The simplicity, however, is overshadowed by a significant drawback – it is almost impossible to scale up a batch process with perfectly reproducible mixing. Even a trivial parameter, such as the distance between a magnetic stirrer and the point of injection of the organic phase, can have a profound effect on the dispersity and average particle size. As with previous examples, the shift towards continuous flow production in microfluidics devices offers a much higher level of control, with mixing taking place in microfluidic channels with a fixed size and geometry. In a flow-focusing, cross-shaped microfluidic chip, for example, the organic phase passes through a central channel and concentrates in the middle region, where water is added laterally via the two remaining perpendicular and counter-flowing channels. These restraints enable reproducible mixing, producing homogeneous particles with a considerably narrower distribution than most equivalent batch processes.7 The particle diameter is also strongly dependent on the aqueous-to-organic ratio and flow rate, which can be altered to achieve the desired particle size.
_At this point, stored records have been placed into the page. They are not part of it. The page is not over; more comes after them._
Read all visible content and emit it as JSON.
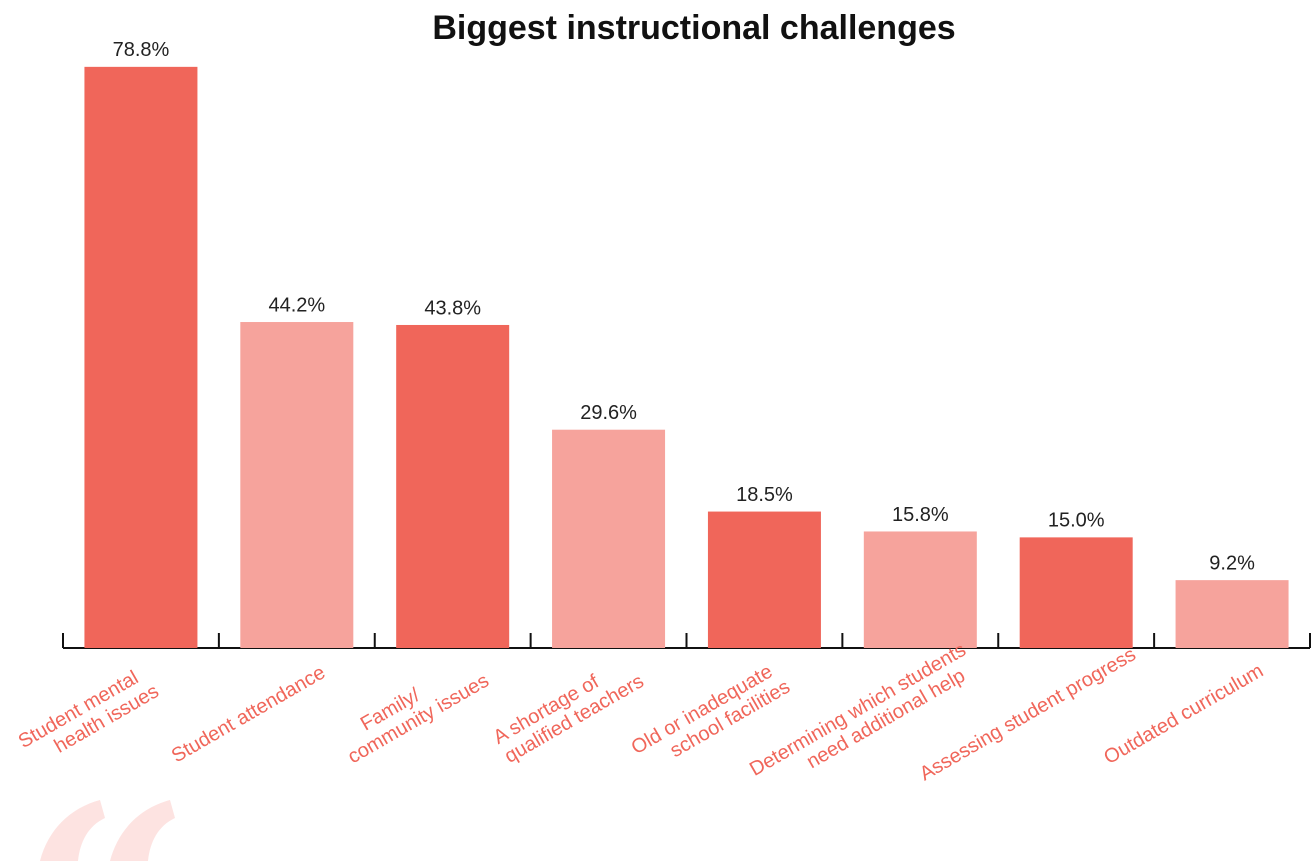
{
  "chart_data": {
    "type": "bar",
    "title": "Biggest instructional challenges",
    "categories": [
      [
        "Student mental",
        "health issues"
      ],
      [
        "Student attendance"
      ],
      [
        "Family/",
        "community issues"
      ],
      [
        "A shortage of",
        "qualified teachers"
      ],
      [
        "Old or inadequate",
        "school facilities"
      ],
      [
        "Determining which students",
        "need additional help"
      ],
      [
        "Assessing student progress"
      ],
      [
        "Outdated curriculum"
      ]
    ],
    "values": [
      78.8,
      44.2,
      43.8,
      29.6,
      18.5,
      15.8,
      15.0,
      9.2
    ],
    "value_labels": [
      "78.8%",
      "44.2%",
      "43.8%",
      "29.6%",
      "18.5%",
      "15.8%",
      "15.0%",
      "9.2%"
    ],
    "colors": [
      "#f0665a",
      "#f6a39c",
      "#f0665a",
      "#f6a39c",
      "#f0665a",
      "#f6a39c",
      "#f0665a",
      "#f6a39c"
    ],
    "ylim": [
      0,
      80
    ]
  }
}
The benefits of this improved control extend beyond simply the efficacy of drug delivery, offering a number of upstream advantages. During research and development, it is more straightforward to rationalize biological results when working with homogeneous particles, and it is easier to transfer the process to a good laboratory practice or good manufacturing practice environment, which is a necessary step for clinical translation of encapsulated drug products.
The examples from biocatalysis, polymerization and nanoprecipitation demonstrate that improved control lies at the heart of the adoption of continuous flow technology, sometimes enabling processes that are simply not possible using a traditional batch chemistry approach. In addition, the availability of automated modular systems – such as the Asia system from Syrris – is helping chemists to quickly and easily develop continuous flow regimes, without having to become experts in microfluidics or engineering. Continuous flow is, no doubt, set to become increasingly common across both research and development and manufacturing, as chemists discover the incredible possibilities afforded by this transformative technology.
1. Baxendale I et al. Chem Commun 2006;24:2566-8.
2. Sutili F et al. J Mol Catal B-Enzym 2013;85-86:37-42.
3. Ivaldo J et al. J Mol Catal B-Enzym 2012;77:53-8.
4. Sutili F et al. RSC Adv 2015;5:37287-91.
5. Fullin L et al. Chem Eng Process 2015;98:1-12.
6. Fontoura J et al. J Appl Polym Sci 2003;90:1273–89.
7. Donno R et al. Int J Pharm 2017;534:97-107.